In other words, the British monarchy is not merely symbolic. It’s a values system — one that doubles down on inequality. And now that autocracy is on the rise at home and abroad, it may just be medicinal for the body politic to keep our founding values in mind. Especially given the prospect of King Charles, a real-life exemplar of the Peter Principle in action. (“Members of a hierarchy are promoted until they reach the level at which they are no longer competent.”)
Hitchens once referred to then-Prince Charles as “a morose bat-eared and chinless man, prematurely aged, and with the most abysmal taste in royal consorts.” Why so vituperative? It had something to do with Charles’ lazy forays into New Age mysticisms, which Hitchens considered as much of a threat to the common good as the expansionism of any despotic leader.

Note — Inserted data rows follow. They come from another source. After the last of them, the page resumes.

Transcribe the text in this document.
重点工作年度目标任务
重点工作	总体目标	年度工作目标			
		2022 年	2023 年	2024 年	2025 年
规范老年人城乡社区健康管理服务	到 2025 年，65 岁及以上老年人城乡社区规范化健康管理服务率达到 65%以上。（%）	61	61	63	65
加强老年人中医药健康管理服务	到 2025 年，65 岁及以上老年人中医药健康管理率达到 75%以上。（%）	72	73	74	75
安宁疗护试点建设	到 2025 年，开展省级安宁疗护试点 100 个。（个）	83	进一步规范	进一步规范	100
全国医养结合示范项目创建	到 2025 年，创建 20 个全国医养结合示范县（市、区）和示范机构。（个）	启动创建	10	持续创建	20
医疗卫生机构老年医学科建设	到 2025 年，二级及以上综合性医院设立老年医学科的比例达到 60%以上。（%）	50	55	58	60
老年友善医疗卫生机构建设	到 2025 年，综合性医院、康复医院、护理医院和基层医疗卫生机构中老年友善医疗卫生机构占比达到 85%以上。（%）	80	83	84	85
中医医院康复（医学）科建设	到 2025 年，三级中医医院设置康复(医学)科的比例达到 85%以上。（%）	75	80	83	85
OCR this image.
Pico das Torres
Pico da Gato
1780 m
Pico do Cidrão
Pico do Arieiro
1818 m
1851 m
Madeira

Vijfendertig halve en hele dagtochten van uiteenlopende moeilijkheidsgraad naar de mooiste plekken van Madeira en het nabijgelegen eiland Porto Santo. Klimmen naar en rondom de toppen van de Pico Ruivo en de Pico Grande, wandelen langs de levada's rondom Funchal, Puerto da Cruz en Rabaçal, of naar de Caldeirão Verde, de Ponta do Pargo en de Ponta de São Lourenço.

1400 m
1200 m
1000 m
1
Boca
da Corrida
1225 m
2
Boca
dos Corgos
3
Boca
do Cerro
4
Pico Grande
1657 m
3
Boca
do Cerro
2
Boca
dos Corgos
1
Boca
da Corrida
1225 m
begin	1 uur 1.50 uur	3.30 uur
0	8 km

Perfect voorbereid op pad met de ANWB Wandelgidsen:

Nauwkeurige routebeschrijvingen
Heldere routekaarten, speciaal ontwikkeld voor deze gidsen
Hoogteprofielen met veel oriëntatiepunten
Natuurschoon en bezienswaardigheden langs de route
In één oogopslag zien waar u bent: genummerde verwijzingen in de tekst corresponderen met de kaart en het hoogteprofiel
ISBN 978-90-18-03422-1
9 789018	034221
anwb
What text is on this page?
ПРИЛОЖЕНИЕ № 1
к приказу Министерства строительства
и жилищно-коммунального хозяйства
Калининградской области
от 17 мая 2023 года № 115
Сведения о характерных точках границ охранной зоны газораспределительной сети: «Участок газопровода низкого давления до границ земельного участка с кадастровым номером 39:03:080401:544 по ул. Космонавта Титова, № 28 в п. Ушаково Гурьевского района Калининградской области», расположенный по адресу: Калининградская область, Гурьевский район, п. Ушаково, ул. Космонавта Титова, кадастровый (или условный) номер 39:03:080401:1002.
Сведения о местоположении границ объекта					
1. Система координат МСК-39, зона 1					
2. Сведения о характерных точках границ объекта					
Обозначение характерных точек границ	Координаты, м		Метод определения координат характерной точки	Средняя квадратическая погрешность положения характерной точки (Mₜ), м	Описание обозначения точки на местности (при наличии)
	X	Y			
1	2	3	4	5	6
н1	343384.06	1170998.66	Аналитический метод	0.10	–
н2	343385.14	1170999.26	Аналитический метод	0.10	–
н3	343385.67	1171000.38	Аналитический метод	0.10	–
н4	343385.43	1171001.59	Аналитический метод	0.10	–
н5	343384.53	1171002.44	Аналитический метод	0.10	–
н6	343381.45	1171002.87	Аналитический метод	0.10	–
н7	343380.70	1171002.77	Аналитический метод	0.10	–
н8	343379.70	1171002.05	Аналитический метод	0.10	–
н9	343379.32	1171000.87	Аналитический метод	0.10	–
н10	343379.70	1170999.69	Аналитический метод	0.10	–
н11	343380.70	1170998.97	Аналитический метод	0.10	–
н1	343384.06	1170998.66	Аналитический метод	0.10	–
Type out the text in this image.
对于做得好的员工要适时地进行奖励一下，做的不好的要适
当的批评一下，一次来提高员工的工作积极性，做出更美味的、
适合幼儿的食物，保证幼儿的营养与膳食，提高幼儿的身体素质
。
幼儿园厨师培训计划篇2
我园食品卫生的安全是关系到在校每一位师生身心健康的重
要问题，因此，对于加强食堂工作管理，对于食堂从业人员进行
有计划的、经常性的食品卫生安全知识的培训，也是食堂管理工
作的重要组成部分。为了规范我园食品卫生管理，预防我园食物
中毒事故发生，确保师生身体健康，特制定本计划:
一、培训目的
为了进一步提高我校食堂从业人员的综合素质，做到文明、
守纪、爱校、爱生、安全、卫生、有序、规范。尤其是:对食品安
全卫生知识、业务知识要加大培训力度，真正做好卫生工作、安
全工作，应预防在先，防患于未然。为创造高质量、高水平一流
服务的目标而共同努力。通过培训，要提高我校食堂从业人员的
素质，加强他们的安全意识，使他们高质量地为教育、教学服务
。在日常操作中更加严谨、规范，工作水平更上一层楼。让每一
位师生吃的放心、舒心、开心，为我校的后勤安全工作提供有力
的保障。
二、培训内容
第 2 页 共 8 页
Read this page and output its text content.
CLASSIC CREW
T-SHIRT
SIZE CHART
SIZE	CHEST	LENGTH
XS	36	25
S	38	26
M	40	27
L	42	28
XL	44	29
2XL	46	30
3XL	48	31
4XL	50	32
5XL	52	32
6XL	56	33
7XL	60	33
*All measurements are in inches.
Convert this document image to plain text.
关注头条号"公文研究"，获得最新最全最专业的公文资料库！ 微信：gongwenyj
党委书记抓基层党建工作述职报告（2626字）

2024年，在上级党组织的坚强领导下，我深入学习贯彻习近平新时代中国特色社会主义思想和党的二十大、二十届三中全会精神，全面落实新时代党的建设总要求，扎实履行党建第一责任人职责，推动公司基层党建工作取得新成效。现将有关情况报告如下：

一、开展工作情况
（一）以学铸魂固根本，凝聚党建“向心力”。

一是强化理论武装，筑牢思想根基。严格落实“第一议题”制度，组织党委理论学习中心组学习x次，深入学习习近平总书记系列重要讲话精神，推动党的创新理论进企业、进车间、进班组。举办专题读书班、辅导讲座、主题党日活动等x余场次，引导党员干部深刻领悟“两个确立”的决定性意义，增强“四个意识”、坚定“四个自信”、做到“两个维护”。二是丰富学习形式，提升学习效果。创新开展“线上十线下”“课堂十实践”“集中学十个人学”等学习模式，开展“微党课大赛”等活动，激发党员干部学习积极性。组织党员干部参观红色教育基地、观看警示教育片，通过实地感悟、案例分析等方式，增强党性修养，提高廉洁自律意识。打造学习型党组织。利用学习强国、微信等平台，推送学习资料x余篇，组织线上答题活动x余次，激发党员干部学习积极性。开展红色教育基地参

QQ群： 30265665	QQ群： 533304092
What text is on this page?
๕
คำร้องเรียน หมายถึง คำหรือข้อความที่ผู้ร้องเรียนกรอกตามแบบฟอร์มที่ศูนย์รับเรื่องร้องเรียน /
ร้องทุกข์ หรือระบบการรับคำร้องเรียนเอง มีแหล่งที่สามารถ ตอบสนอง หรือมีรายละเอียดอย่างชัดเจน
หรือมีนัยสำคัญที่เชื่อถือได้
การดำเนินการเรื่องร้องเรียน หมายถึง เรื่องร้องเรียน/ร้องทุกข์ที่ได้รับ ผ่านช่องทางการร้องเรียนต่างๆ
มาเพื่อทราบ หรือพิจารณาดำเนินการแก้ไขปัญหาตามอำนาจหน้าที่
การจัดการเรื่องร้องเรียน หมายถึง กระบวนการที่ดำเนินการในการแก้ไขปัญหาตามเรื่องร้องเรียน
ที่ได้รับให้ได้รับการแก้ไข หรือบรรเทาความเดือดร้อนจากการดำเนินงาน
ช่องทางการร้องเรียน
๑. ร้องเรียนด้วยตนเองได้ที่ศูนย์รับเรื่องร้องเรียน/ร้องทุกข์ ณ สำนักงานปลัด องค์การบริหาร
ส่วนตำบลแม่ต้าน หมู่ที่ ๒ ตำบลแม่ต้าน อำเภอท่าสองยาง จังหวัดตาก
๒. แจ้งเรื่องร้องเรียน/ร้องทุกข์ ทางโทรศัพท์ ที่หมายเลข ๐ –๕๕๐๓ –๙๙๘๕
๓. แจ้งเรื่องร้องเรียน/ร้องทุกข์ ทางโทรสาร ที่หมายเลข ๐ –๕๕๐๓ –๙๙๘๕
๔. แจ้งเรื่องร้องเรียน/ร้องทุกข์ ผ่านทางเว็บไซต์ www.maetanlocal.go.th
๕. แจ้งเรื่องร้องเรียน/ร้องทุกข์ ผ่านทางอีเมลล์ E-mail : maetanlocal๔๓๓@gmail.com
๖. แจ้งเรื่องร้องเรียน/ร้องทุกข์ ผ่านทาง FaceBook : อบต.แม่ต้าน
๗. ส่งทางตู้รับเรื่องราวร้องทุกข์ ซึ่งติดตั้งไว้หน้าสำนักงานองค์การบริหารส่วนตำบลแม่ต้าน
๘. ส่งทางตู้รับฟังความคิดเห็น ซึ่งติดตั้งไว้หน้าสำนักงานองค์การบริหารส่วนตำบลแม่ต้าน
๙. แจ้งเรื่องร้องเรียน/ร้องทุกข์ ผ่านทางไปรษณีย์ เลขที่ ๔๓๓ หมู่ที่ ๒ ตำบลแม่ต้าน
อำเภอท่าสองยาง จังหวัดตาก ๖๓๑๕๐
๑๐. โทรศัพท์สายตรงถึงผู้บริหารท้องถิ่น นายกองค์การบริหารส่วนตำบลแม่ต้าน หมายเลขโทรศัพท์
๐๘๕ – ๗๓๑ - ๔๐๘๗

“Once the hard-won principles of reason and science have been discredited, the world will not pass into the hands of credulous herbivores who keep crystals by their sides and swoon over the poems of Khalil Gibran,” he wrote. “The ‘vacuum’ will be invaded instead by determined fundamentalists of every stripe who already know the truth by means of revelation and who actually seek real and serious power in the here and now.”
That’s some serious foreshadowing from 13 years ago. Remember, Charles didn’t have to ascend to the throne this week. He could have passed the torch to a new generation and let William take the reins and begin the process of, Gorbachev-like, introducing some perestroika to the monarchy. But he’d waited all his life for this country to rule over.
So it bears remembering what Tina Brown reported in her book The Palace Papers: Inside the House of Windsor — The Truth and the Turmoil. According to Brown, when staying somewhere as a house guest, Charles liked to have servants schlep along for him his orthopedic bed, some paintings to help him feel comfortable, a teddy bear, and his martini, pre-mixed and in his own glass from home. “The sorry truth was that Charles, in his material character, just wasn’t the kind of person the Queen admired,” Brown writes.
That’s your King, Great Britain. Good luck with that. I’ll stick with our flawed founders, like George Washington, who resisted all entreaties to anoint himself a king.